The 18th century Biographia dramatica says that Molloy attended Trinity College, Dublin before moving to London and writing plays. A Compendium of Irish Biography states he "was born in Dublin early in the 18th century".[1]
His three known plays were performed at Lincoln's Inn Fields. The Perplexed Couple (1715) and The Coquet (1718) had three-night runs, but The Half Pay Officers (1720) was a success. It ran for seven nights on its initial run and was revived several times, all the way to the 19th century. On 23 May 1764, being then a resident of St. Anne, Soho, London, he became a student of Gray's Inn. [2]
Molloy was a passionate Jacobite, and he became active in the Jacobite wing of the Tory party from an early date. He contributed to and aided Mist's Weekly Journal (which ran from 1716 to 1728) and its successor, Fog's Weekly Journal.[2] Mist recommended that, when he was sent into exile, Molloy take over the Weekly Journal, and Molloy was the editor for a time. In the 1730s, the "Old Pretender," James Francis Edward Stuart, knew of Molloy and wanted to recruit him to start a new journal in England to lobby for the Jacobite cause. Daniel O'Brien, the Old Pretender's Paris liaison, told Molloy that the journal would be co-edited by Alexander Pope. There is no other evidence whatever that Pope had any knowledge of, much less involvement in, such an endeavor, and, in the event Pope not only did not edit the new journal, he never once even contributed to it. Molloy wrote to the Pretender agreeing to the task, and the new journal Common Sense, or, The Englishman's Journal (which ran from 1737 to 1743) appeared.[2] It had contributions from the Earl of Chesterfield, Baron Lyttelton, and William King, but none from Alexander Pope or the other Scriblerians.

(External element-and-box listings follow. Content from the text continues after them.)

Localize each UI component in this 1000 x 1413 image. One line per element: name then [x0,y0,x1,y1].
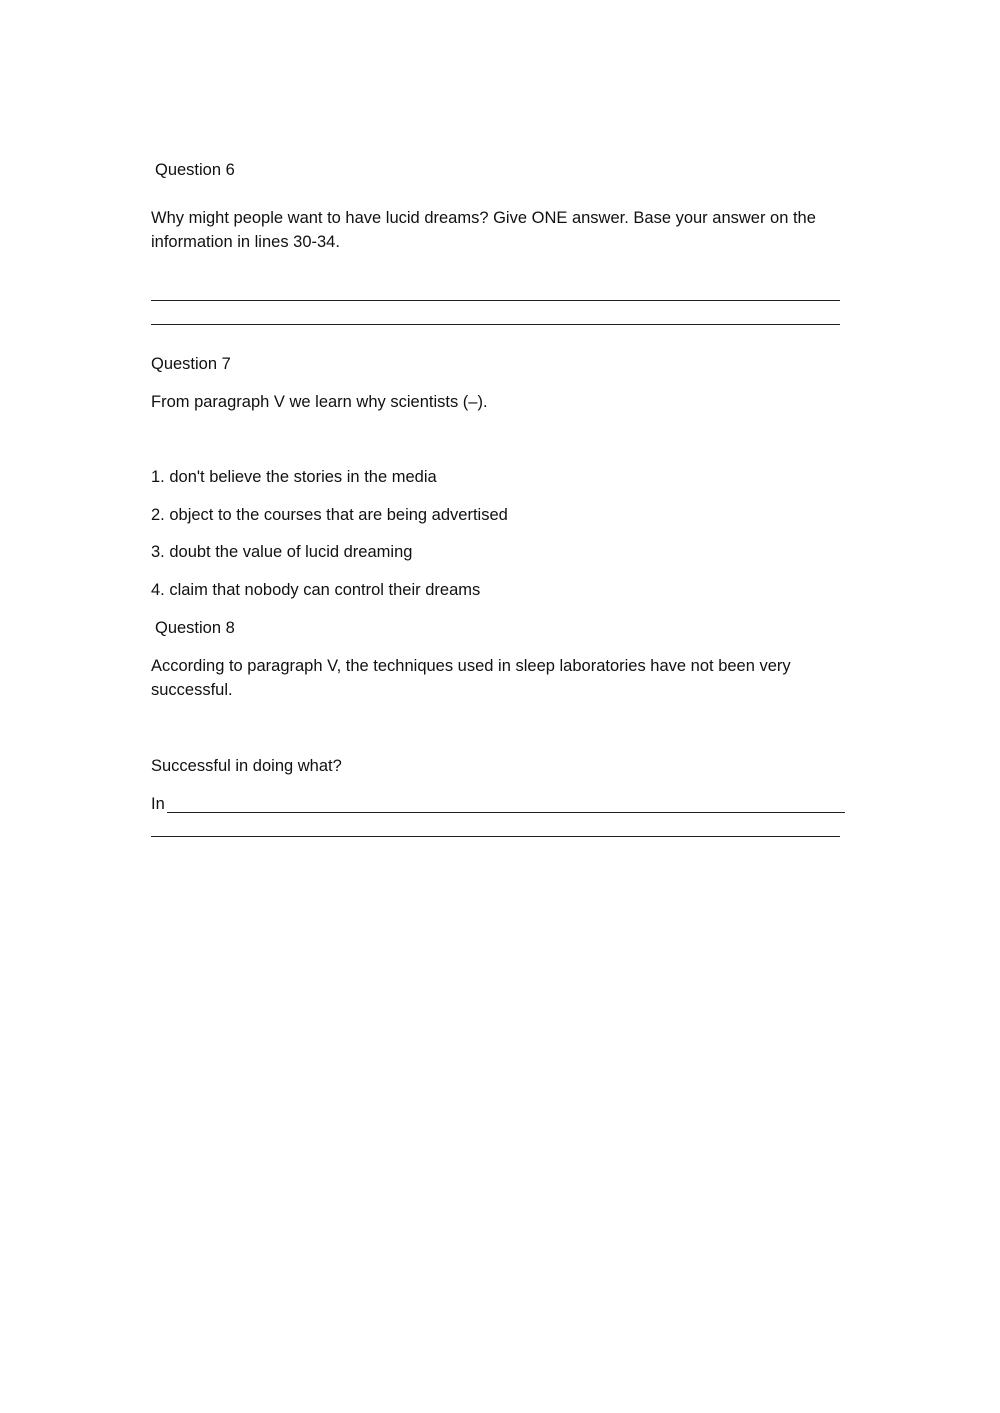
question-8-heading: Question 8 [155,619,235,637]
answer-line-q6-2[interactable] [151,324,840,325]
question-7-option-4[interactable]: 4. claim that nobody can control their dreams [151,581,481,599]
question-7-option-3[interactable]: 3. doubt the value of lucid dreaming [151,543,413,561]
question-8-followup: Successful in doing what? [151,757,342,775]
question-7-option-2[interactable]: 2. object to the courses that are being advertised [151,506,508,524]
question-7-stem: From paragraph V we learn why scientists (–). [151,393,488,411]
answer-line-q8-2[interactable] [151,836,840,837]
question-7-option-1[interactable]: 1. don't believe the stories in the media [151,468,437,486]
question-7-heading: Question 7 [151,355,231,373]
question-6-heading: Question 6 [155,161,235,179]
question-8-answer-row[interactable] [151,792,851,816]
answer-line-q6-1[interactable] [151,300,840,301]
answer-line-q8-1[interactable] [167,812,845,813]
question-8-statement: According to paragraph V, the techniques used in sleep laboratories have not been very successful. [151,657,791,699]
answer-prefix-label: In [151,795,165,813]
question-6-prompt: Why might people want to have lucid dreams? Give ONE answer. Base your answer on the information in lines 30-34. [151,209,816,251]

Molloy was apparently a bachelor without issue, but he married in 1742. Molloy's friend, John Barber, died in 1741. He was immensely wealthy, and in his will he left money to Tory causes and Tory leaders, including to Jonathan Swift and Henry St John, as well as Molloy. However, the bulk of his money went to his long-time housekeeper and mistress, whom Molloy married. Since she was forty-three years old at the time, it is not surprising that the couple produced no children, but Molloy received £20,000 in her inheritance. He was probably close to her in age. She died in 1758, and he died in 1767, around seventy-three years of age. After marriage, Molloy generally ceased journalism, although he remained active for a time in Jacobite causes.